Several bikes are chained to a railing outside a campus building.

Space on campus bike racks is often limited. (Kemeisha McDonald)

By Avery Friedlander

Last year’s data on bike thefts on campus may mean Ryerson cyclists have more to worry about than bad weather and angry drivers.

During the last academic year, 42 bicycles were reported stolen on campus, according to Ryerson’s security, known as Integrated Risk Management (IRM). That’s more than double the number of thefts reported the previous year.

Despite the visibility of most bike racks, the presence of campus security and 24-hour CCTV cameras, there’s little hope of recovery for victims of bicycle theft.

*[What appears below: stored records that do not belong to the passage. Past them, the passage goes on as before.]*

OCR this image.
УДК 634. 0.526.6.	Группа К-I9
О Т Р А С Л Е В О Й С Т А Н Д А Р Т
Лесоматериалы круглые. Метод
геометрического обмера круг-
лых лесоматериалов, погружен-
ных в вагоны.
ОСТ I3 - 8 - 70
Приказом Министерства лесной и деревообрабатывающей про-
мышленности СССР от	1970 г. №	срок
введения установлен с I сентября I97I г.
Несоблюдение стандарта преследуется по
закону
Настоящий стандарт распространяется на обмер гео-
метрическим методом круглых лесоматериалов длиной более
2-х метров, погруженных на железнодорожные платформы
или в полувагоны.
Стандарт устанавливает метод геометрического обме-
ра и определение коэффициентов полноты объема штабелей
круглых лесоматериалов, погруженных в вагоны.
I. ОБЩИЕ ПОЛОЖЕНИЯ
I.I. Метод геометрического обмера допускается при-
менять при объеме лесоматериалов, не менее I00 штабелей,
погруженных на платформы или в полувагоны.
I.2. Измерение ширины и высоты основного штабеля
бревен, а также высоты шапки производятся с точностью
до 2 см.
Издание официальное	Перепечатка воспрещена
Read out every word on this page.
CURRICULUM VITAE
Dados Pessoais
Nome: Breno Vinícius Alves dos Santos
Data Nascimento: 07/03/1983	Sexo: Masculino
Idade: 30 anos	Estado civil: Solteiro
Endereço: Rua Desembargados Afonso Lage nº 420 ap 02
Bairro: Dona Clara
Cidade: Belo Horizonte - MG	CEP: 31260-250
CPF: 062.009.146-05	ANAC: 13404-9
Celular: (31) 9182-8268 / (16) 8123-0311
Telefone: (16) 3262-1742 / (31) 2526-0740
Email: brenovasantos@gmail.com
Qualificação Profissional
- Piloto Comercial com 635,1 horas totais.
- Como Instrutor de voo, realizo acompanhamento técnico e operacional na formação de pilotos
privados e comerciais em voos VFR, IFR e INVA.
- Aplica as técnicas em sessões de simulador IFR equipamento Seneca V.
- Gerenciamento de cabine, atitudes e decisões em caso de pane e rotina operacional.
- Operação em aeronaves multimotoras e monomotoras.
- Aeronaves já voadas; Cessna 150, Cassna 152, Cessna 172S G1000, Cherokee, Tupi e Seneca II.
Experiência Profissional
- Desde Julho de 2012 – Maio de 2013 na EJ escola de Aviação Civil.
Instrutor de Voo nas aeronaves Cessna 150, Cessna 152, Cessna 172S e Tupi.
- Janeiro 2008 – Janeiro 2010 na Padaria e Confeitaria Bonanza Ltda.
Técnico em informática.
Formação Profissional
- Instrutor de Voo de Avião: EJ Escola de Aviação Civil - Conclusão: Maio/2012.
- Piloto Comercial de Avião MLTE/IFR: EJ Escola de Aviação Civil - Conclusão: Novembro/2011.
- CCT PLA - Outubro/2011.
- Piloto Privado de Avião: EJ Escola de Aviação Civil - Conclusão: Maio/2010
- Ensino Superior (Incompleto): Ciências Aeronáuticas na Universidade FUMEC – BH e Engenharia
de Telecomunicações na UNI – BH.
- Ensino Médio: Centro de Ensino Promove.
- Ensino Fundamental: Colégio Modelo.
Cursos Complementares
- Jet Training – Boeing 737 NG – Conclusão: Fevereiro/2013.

“I went to security and they said, ‘There’s nothing we can do about it,’” said Katy McNabb, a fourth-year interior design student whose bike was stolen from the racks outside of Balzac’s two years ago and never found.

When McNabb reported the theft to Toronto Police Services (TPS), she said she felt like the focus was on what type of lock she had, not that her bike had been stolen. “I never thought anyone would ever steal my bike, ever, coming from a small town … We never locked our front door, let alone our bikes,” she said.

When a theft is reported, IRM’s policy is to conduct an investigation of the area and go through “safety planning” with the victim, which includes helping the victim report the theft to the police, if they choose to.

IRM’s website has suggestions on how to avoid bike theft, but none of them are guaranteed. Suggestions include using “a good quality lock,” and choosing “a good location.” Bicycle locking options on campus include outdoor parking in public areas. There’s also an indoor, OneCard-secure bike room with 57 spots, for which permits are distributed on a first-come basis to students, faculty and staff at the beginning of each semester

Veronica Georgieva, a third-year performance production student, whose bike was stolen from the quad in broad daylight last fall, didn’t bother reporting the theft. “I didn’t really think there was anything I could do, because once it’s gone, it’s gone,” said Georgieva. “I just knew that no matter what I did, I wouldn’t have my bike anymore.”

Tanya Poppleton, manager of security and emergency services, says Ryerson has plans to improve bicycle accommodations. Poppleton says that in order for the university and security staff to know where the high-risk areas are, it is important for victims to always report thefts to security.

One suggestion from IRM and Toronto police is that cyclists register their bikes’ serial number with TPS’s bicycle registry. This increases chances of a bicycle being linked back to its owner if it’s found.

Despite last year’s surge in bike thefts, early numbers from this year are positive. Six thefts have been reported this month so far, compared to 15 last September.